In my way of thinking, even if her edema is being caused by kidney dysfunction, removing 50 unneeded pounds is guaranteed to help her kidneys function more effectively. The same goes for a congested liver, troublesome heart valve, and just about all other specific health problems that might be contributing to her chronic edema.

Of course, she knows this. The questions are what is fuelling the decisions that are maintaining her current body weight, and what can she do to consistently make different choices that better serve her health?

In discussing this, it became clear that she has has long carried a mountain of sadness and probably resentment as well, all related to the expectations and demands of elders in her family. Being East Indian and not having been raised in western culture, she never did get to a point where she emphatically decided that she was being treated unfairly. She never flipped a finger to her parents and completely walked away to preserve herself and find personal fulfillment.

Does chronic angst in a situation like hers lead to a lifestyle (food, activity, sleep, nature of other relationships) that can create and maintain excess body weight and related health challenges like edema?

I strongly believe it can. And as a health care provider and fellow human being, it makes perfect sense to me to have her examine this component of her life above all other action steps as a means to addressing her edema.

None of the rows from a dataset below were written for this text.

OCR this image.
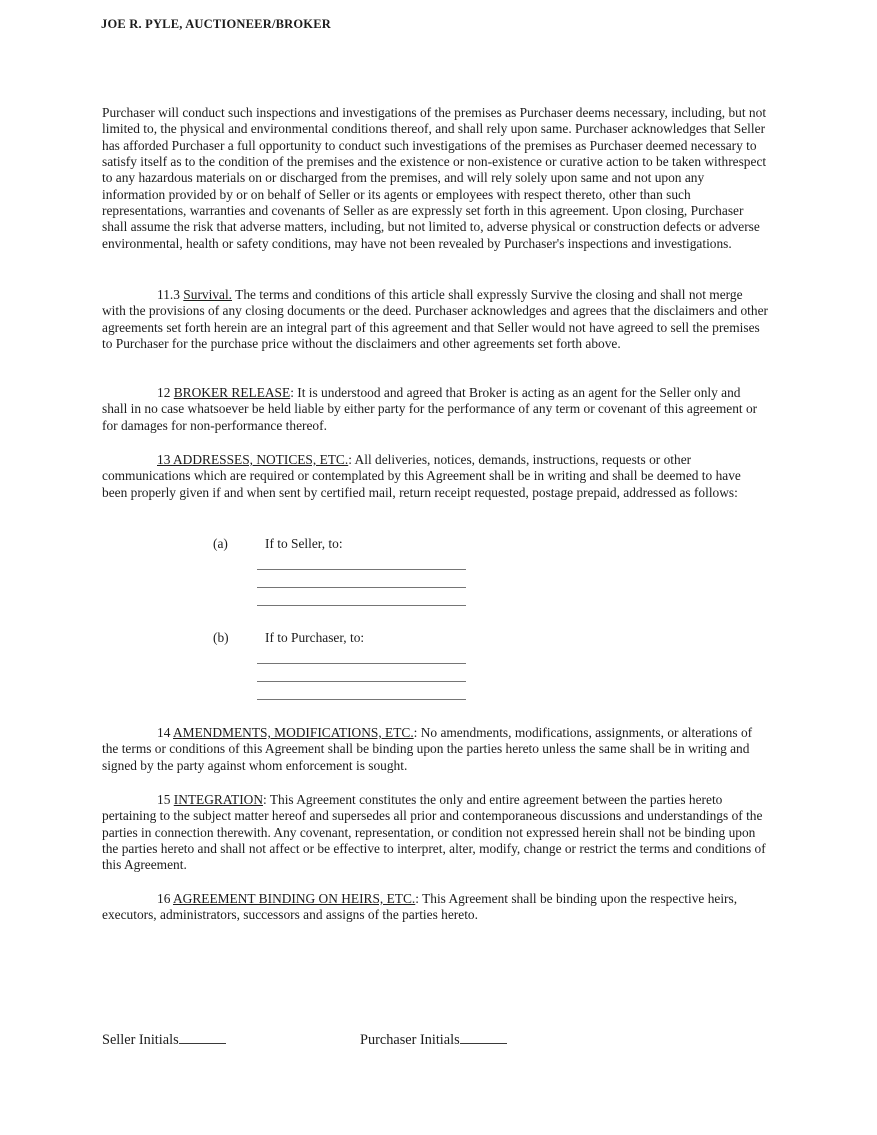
JOE R. PYLE, AUCTIONEER/BROKER

Purchaser will conduct such inspections and investigations of the premises as Purchaser deems necessary, including, but not limited to, the physical and environmental conditions thereof, and shall rely upon same. Purchaser acknowledges that Seller has afforded Purchaser a full opportunity to conduct such investigations of the premises as Purchaser deemed necessary to satisfy itself as to the condition of the premises and the existence or non-existence or curative action to be taken withrespect to any hazardous materials on or discharged from the premises, and will rely solely upon same and not upon any information provided by or on behalf of Seller or its agents or employees with respect thereto, other than such representations, warranties and covenants of Seller as are expressly set forth in this agreement. Upon closing, Purchaser shall assume the risk that adverse matters, including, but not limited to, adverse physical or construction defects or adverse environmental, health or safety conditions, may have not been revealed by Purchaser's inspections and investigations.

11.3 Survival. The terms and conditions of this article shall expressly Survive the closing and shall not merge with the provisions of any closing documents or the deed. Purchaser acknowledges and agrees that the disclaimers and other agreements set forth herein are an integral part of this agreement and that Seller would not have agreed to sell the premises to Purchaser for the purchase price without the disclaimers and other agreements set forth above.

12 BROKER RELEASE: It is understood and agreed that Broker is acting as an agent for the Seller only and shall in no case whatsoever be held liable by either party for the performance of any term or covenant of this agreement or for damages for non-performance thereof.

13 ADDRESSES, NOTICES, ETC.: All deliveries, notices, demands, instructions, requests or other communications which are required or contemplated by this Agreement shall be in writing and shall be deemed to have been properly given if and when sent by certified mail, return receipt requested, postage prepaid, addressed as follows:

(a)	If to Seller, to:
(b)	If to Purchaser, to:

14 AMENDMENTS, MODIFICATIONS, ETC.: No amendments, modifications, assignments, or alterations of the terms or conditions of this Agreement shall be binding upon the parties hereto unless the same shall be in writing and signed by the party against whom enforcement is sought.

15 INTEGRATION: This Agreement constitutes the only and entire agreement between the parties hereto pertaining to the subject matter hereof and supersedes all prior and contemporaneous discussions and understandings of the parties in connection therewith. Any covenant, representation, or condition not expressed herein shall not be binding upon the parties hereto and shall not affect or be effective to interpret, alter, modify, change or restrict the terms and conditions of this Agreement.

16 AGREEMENT BINDING ON HEIRS, ETC.: This Agreement shall be binding upon the respective heirs, executors, administrators, successors and assigns of the parties hereto.

Seller Initials	Purchaser Initials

This isn't to say that maintaining a healthier body weight for her height over the long term is guaranteed to resolve her edema. I just feel that it's the best initial approach because this path should lead to lasting overall improvement in her health. And she won't have to suffer through effects of various therapies that are chemically stressful, physically injurious, and expensive.

Just food for thought, with the take home suggestion being this:

When looking to address any health problem, think first about the most simple, fundamental changes you can make to give your body a chance to heal itself. Specifically, think about getting more physical and emotional rest, working toward being physically fit and flexible, nourishing your body with nutrient-rich foods, avoiding foods and beverages that provide little nutrient-value, and spending your time with people who don't consistently bring you down. You may end up needing more specialized treatment as well, but I can promise you that your efforts to simplify and address these largest determinants of your health will not go to waste.